Hands down the best thing about it is buying stock. I handpick everything so it’s just like a massive shopping trip! Plus with everything being vintage and one offs you never know what you’re going to find.
I also love doing the look-books, thinking up the concepts, building ideas, getting props and seeing your vision and ideas come to life is the best feeling.
What is the worst?
Having to part with the clothes. There are definitely some that are extremely hard to let go of and it’s difficult sometimes to remind yourself that you’re shopping for your business not just your own wardrobe! But seriously the hardest part is probably juggling all the different aspects of the job. Just to get an item on the website has so many different steps which are extremely time consuming, from buying, photographing, editing the photos, writing descriptions, taking measurements etc…
Then on top of that there are so many other things to consider, promotion, social media, blogging, vintage fairs, festivals plus I also make handmade accessories now too!
Despite of this though, its all worth it to do a job you love!
You also have stalls at vintage fairs etc – tell us about them.
Yes I try and do as many local vintage fairs as I can, mainly in London and my hometown Brighton. They’re extremely helpful for both sales and promotion. They’re also great for meeting other traders in a similar position to do, you end up bumping into the same people each time and creating a sort of community, which is really fun to be a part of.
We’ve also just started trading at festivals, which is my absolute dream. We’re hoping to do a tonne next summer!
The fairs are one day only so tend to cost around £70 for an average stall or you can pay more for a bigger pitch. The festivals are 4 day events so are usually around £500 for the weekend.
How long does shooting new stock take?
Depending on how much new stock I have I usually have an afternoon to prep everything, i.e. steam, hang, then a day to photograph everything.
How long does it take you to upload them?
After photographing them I will edit the photos, then write a short description for each item as well as pricing them, taking measurements, fabric/washing details and any other information I can give to try and give as much away to potential customers as possible. It can take a while, but so satisfying when they’re finally up!
You have a lot of stock and it seems to come and go very quickly in bulk – do you have suppliers, if so who?
No, just wholesalers, we don’t have any specific suppliers. They are mainly based in London although we have road tripped up North in the past as they have a few great & massive warehouses there! It is possible to get suppliers who can send you things in bulk. Eg. A bag of 25 shirts. However I like to handpick all our items so this doesn’t really work for me.
Do you have any tips when dealing with suppliers/cherry picking items?
No not really, I just choose items I really love and could see myself wearing! I’m obsessed with bright colours and fun prints so that’s usually what I’m instantly drawn too.
What are your vital tips to starting up a vintage business to those who are considering it?
I’d say if it’s what you really want to do just go for it! I always said in my case I’d rather look back in 5 years and be glad I tried than look back and think ‘what if’? I don’t think enough people are going it alone and doing their own thing nowadays and think that it’s important to have a continuous flow of new independent small businesses to keep things fresh and interesting.

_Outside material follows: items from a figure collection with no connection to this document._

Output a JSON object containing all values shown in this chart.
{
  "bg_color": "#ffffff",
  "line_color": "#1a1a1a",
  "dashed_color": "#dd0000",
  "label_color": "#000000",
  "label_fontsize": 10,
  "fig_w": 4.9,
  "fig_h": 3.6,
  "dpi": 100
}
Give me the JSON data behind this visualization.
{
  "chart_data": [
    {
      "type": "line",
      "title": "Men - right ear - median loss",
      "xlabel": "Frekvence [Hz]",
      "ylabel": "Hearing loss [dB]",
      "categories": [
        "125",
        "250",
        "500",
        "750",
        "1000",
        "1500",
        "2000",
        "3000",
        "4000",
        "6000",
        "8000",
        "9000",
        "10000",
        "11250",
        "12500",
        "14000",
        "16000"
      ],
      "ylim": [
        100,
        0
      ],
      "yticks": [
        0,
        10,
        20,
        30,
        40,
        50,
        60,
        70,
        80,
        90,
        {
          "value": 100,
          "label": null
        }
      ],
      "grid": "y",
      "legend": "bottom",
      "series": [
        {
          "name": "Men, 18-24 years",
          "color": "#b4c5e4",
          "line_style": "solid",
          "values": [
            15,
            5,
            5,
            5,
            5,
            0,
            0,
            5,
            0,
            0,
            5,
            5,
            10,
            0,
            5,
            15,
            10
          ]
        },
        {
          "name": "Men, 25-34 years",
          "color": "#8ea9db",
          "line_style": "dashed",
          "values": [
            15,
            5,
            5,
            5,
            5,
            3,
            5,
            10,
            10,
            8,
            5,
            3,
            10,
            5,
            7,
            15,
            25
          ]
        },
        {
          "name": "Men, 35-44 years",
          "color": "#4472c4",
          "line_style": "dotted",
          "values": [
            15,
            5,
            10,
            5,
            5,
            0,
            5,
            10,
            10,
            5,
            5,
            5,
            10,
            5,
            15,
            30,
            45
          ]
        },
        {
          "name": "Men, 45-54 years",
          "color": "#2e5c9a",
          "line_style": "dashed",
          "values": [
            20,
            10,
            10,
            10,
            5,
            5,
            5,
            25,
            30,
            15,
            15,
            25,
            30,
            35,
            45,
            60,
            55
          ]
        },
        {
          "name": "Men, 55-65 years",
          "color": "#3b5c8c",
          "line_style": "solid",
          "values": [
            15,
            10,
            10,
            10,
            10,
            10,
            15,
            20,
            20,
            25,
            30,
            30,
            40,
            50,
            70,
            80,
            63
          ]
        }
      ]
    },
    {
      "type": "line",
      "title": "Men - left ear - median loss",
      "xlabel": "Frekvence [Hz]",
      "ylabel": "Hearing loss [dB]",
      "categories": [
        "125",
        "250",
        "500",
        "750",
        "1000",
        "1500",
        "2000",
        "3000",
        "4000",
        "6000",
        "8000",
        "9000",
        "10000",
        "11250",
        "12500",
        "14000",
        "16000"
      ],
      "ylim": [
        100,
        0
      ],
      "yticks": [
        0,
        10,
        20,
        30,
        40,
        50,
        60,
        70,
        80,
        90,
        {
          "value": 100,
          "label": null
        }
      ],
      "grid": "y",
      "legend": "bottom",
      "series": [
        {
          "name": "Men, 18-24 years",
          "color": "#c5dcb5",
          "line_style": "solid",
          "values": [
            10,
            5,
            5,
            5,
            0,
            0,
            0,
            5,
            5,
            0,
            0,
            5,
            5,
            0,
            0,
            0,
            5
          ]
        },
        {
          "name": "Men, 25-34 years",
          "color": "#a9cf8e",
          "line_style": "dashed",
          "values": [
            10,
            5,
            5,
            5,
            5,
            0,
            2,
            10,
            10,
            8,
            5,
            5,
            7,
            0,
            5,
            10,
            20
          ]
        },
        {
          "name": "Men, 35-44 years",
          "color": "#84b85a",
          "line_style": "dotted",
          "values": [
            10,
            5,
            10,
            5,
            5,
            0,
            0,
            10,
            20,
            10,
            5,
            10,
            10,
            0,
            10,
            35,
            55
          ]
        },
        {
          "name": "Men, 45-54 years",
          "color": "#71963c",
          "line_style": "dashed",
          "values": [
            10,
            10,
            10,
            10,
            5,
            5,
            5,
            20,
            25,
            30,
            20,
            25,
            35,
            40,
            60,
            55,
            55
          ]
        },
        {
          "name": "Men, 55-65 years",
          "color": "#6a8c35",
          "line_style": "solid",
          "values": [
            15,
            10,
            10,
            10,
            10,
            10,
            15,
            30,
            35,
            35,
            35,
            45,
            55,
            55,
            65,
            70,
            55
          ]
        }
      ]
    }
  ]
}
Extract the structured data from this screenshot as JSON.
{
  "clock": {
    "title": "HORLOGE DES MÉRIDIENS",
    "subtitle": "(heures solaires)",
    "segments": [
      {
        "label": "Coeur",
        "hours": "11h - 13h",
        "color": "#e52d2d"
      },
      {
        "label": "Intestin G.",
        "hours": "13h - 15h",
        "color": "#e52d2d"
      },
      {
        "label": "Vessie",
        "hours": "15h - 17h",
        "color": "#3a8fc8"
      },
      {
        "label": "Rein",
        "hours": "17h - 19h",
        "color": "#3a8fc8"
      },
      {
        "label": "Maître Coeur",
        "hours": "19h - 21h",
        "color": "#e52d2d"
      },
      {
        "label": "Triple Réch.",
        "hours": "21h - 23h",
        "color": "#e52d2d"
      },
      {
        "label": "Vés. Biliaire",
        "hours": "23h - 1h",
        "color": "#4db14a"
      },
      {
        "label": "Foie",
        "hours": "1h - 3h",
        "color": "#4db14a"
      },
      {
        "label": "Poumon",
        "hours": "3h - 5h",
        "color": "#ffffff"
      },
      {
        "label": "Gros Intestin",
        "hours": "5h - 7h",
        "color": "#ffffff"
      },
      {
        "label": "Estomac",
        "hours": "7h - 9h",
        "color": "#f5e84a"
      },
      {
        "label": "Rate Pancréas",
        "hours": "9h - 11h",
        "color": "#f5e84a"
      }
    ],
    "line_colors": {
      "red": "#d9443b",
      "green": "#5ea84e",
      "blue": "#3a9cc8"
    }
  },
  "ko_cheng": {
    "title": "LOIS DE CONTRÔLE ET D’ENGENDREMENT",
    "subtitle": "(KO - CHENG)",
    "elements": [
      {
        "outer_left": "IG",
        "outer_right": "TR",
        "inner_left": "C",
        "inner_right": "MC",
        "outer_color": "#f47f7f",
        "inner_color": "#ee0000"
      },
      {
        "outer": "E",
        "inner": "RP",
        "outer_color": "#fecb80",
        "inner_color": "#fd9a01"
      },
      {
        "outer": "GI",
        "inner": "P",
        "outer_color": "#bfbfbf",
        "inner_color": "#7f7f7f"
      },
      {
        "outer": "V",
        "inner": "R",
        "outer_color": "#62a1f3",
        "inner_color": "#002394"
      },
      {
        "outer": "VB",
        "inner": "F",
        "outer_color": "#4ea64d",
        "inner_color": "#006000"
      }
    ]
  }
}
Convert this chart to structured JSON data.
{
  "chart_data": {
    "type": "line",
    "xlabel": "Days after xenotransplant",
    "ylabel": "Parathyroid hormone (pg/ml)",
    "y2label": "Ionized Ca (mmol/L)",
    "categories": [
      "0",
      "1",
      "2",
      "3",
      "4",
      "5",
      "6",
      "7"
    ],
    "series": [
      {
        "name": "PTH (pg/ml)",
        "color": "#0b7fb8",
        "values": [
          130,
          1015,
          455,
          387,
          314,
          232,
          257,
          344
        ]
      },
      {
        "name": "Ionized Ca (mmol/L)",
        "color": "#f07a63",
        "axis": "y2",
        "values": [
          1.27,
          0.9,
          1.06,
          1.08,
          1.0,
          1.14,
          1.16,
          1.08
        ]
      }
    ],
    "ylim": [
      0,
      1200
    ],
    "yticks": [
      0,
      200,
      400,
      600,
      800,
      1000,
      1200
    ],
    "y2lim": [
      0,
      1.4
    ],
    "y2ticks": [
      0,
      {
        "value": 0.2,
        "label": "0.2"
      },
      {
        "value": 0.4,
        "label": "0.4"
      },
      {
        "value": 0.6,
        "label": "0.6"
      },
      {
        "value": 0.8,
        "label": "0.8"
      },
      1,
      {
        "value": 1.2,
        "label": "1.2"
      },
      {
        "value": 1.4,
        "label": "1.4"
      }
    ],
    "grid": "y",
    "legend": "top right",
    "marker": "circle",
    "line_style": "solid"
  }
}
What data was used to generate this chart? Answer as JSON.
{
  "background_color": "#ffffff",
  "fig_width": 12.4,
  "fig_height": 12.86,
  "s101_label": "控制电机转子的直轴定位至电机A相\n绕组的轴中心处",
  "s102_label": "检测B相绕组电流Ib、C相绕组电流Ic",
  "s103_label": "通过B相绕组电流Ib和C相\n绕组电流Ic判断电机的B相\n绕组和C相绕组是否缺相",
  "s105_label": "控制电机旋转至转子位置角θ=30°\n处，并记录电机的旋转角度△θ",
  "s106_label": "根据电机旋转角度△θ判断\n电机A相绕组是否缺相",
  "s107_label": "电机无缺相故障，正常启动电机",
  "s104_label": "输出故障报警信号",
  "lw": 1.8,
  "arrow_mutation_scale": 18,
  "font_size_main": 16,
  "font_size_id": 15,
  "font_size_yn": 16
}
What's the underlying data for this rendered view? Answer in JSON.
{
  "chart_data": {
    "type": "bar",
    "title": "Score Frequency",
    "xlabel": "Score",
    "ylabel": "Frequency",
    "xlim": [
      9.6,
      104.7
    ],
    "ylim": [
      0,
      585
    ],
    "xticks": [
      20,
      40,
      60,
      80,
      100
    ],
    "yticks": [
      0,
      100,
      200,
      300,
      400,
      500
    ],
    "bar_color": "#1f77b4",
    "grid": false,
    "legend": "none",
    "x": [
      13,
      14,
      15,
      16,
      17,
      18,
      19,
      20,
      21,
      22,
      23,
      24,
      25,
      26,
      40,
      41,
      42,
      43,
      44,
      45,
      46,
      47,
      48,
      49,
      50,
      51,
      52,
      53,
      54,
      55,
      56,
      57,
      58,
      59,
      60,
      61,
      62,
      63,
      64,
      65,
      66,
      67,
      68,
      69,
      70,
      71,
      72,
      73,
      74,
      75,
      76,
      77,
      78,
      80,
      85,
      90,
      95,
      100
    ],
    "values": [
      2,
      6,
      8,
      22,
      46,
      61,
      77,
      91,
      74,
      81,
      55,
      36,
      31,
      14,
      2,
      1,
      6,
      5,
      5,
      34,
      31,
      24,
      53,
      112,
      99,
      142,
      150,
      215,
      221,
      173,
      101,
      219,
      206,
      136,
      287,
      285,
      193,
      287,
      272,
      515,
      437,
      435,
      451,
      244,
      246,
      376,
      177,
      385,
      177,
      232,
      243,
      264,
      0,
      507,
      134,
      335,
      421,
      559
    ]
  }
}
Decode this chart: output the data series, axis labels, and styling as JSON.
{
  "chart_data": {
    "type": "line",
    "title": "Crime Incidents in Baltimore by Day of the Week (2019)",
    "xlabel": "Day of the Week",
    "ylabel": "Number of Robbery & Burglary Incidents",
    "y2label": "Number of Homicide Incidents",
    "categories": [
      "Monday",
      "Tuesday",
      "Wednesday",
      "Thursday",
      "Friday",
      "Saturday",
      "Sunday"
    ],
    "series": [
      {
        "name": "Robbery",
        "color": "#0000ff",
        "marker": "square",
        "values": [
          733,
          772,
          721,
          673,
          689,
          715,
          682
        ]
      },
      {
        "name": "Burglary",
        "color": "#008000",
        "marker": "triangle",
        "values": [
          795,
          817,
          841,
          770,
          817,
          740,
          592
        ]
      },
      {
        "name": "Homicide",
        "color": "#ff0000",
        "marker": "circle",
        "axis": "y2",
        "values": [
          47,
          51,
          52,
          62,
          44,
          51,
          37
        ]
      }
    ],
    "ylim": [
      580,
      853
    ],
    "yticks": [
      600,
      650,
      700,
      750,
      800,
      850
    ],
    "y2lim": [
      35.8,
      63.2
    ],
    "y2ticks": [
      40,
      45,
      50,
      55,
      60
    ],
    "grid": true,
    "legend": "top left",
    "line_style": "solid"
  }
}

I guess I’d also let them know how time consuming even the smallest of tasks can be! I don’t think I really considered everything involved just uploading items let alone all the other aspects that run alongside it, especially when you don’t have a full team behind you!
How do you ensure HOB is a go to vintage destination?
I just do my best to keep up to date with my social media and try to push the brand as much as I can. I’ve started emailing bloggers too which can also be really helpful as fashion blogging is so on trend at the moment and they can have a huge following so if you can get one of them to wear one of your pieces it can be extremely helpful.